The first step was to attach a UV-active group (benzymethylamine) at the carboxylic acid site of cholic acid. Having a UV-active group enabled us to help identify our target molecule via UV absorption during reactions. We successfully produced the amide derivative (1) in good yield.
The second step involved adding three groups at the hydroxyl sites on the amide (1). Attaching these groups, called linkers, was the hardest part of the project. We attempted to add 2-iodoacetamide at the three hydroxyl sites using the Williamson ether reaction; however, none of these attempts was successful. We tried various conditions but still could not add the linker onto all three hydroxyl sites.
We decided to switch from forming ether linkers to forming ester linkers. Formation of the ester linker requires less severe reaction conditions as compared to the synthesis of ethers, and gave a better chance of forming. We reduced the amide (1) to an amine (2) at this point in the synthesis, which normally is the last step, because reducing would cleave the ester linkers. The two groups we attempted to add were BOC-glycine and BOCalanine. We were successful in attaching three BOC-glycine groups, yet the molecule was not stable and was subject to decomposition.

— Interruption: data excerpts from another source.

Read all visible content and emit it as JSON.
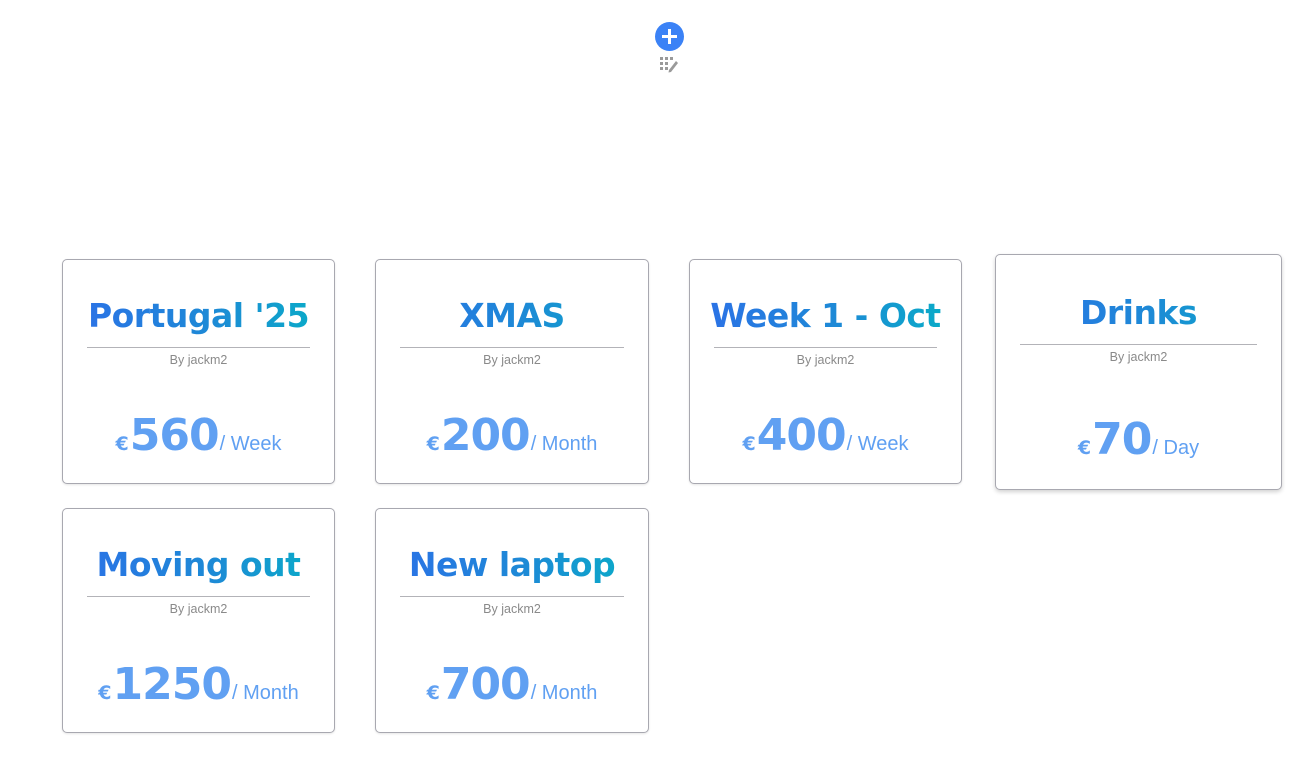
{
  "toolbar": {
    "add_icon": "plus-icon",
    "edit_icon": "grid-edit-icon",
    "accent_color": "#3b82f6"
  },
  "cards": [
    {
      "title": "Portugal '25",
      "author": "By jackm2",
      "currency": "€",
      "amount": "560",
      "period": "/ Week"
    },
    {
      "title": "XMAS",
      "author": "By jackm2",
      "currency": "€",
      "amount": "200",
      "period": "/ Month"
    },
    {
      "title": "Week 1 - Oct",
      "author": "By jackm2",
      "currency": "€",
      "amount": "400",
      "period": "/ Week"
    },
    {
      "title": "Drinks",
      "author": "By jackm2",
      "currency": "€",
      "amount": "70",
      "period": "/ Day"
    },
    {
      "title": "Moving out",
      "author": "By jackm2",
      "currency": "€",
      "amount": "1250",
      "period": "/ Month"
    },
    {
      "title": "New laptop",
      "author": "By jackm2",
      "currency": "€",
      "amount": "700",
      "period": "/ Month"
    }
  ],
  "colors": {
    "title_gradient_start": "#2d6fe8",
    "title_gradient_end": "#07b0c6",
    "price": "#60a0f2",
    "card_border": "#a8a8b0"
  }
}
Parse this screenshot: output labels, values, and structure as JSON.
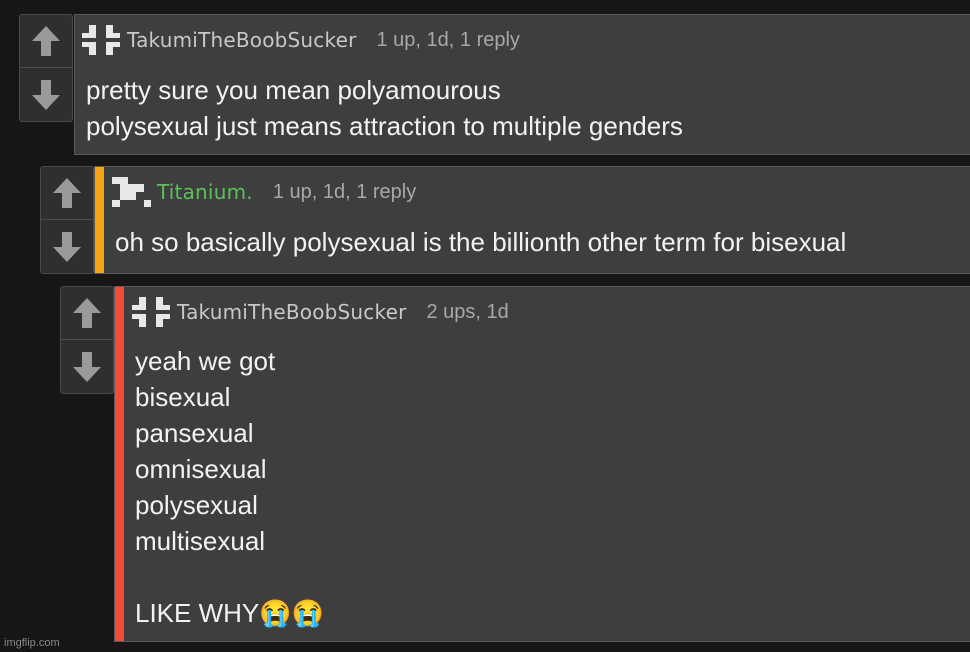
{
  "thread": {
    "comments": [
      {
        "username": "TakumiTheBoobSucker",
        "stats": "1 up, 1d, 1 reply",
        "body_lines": [
          "pretty sure you mean polyamourous",
          "polysexual just means attraction to multiple genders"
        ],
        "stripe_color": "",
        "username_color": "#c8c8c8",
        "avatar_icon": "pinwheel-avatar-icon"
      },
      {
        "username": "Titanium.",
        "stats": "1 up, 1d, 1 reply",
        "body_lines": [
          "oh so basically polysexual is the billionth other term for bisexual"
        ],
        "stripe_color": "#f5a312",
        "username_color": "#5cc15c",
        "avatar_icon": "pixel-x-avatar-icon"
      },
      {
        "username": "TakumiTheBoobSucker",
        "stats": "2 ups, 1d",
        "body_lines": [
          "yeah we got",
          "bisexual",
          "pansexual",
          "omnisexual",
          "polysexual",
          "multisexual",
          "",
          "LIKE WHY😭😭"
        ],
        "stripe_color": "#f44a3a",
        "username_color": "#c8c8c8",
        "avatar_icon": "pinwheel-avatar-icon"
      }
    ]
  },
  "watermark": "imgflip.com",
  "icons": {
    "upvote": "upvote-arrow-icon",
    "downvote": "downvote-arrow-icon"
  }
}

We next tried using allyl groups to form linkers. A benefit of using allyl groups is that two different linkers could be formed by using different pathways starting from the same allyl group. The allyl group could be altered to form either two or three carbon chain linkers by ozonolysis or hydroboration-oxidation respectively. We were able to add two allyl groups, but not the third. However, a co-worker in the lab, Eric Meredith was able to attach three allyl groups to a trityl ether derivative (3). The reason why the allyl groups will add on the trityl ether derivative (3) and not the amide (1) is not known at present.
Future synthesis proves to be straightforward, continuing with the trityl ether. The linkers will be formed from the allyl groups (4). The trityl protecting group will then be removed (5) and a UV-active linker (benzylmethylamine) will be attached, yielding the final product (6).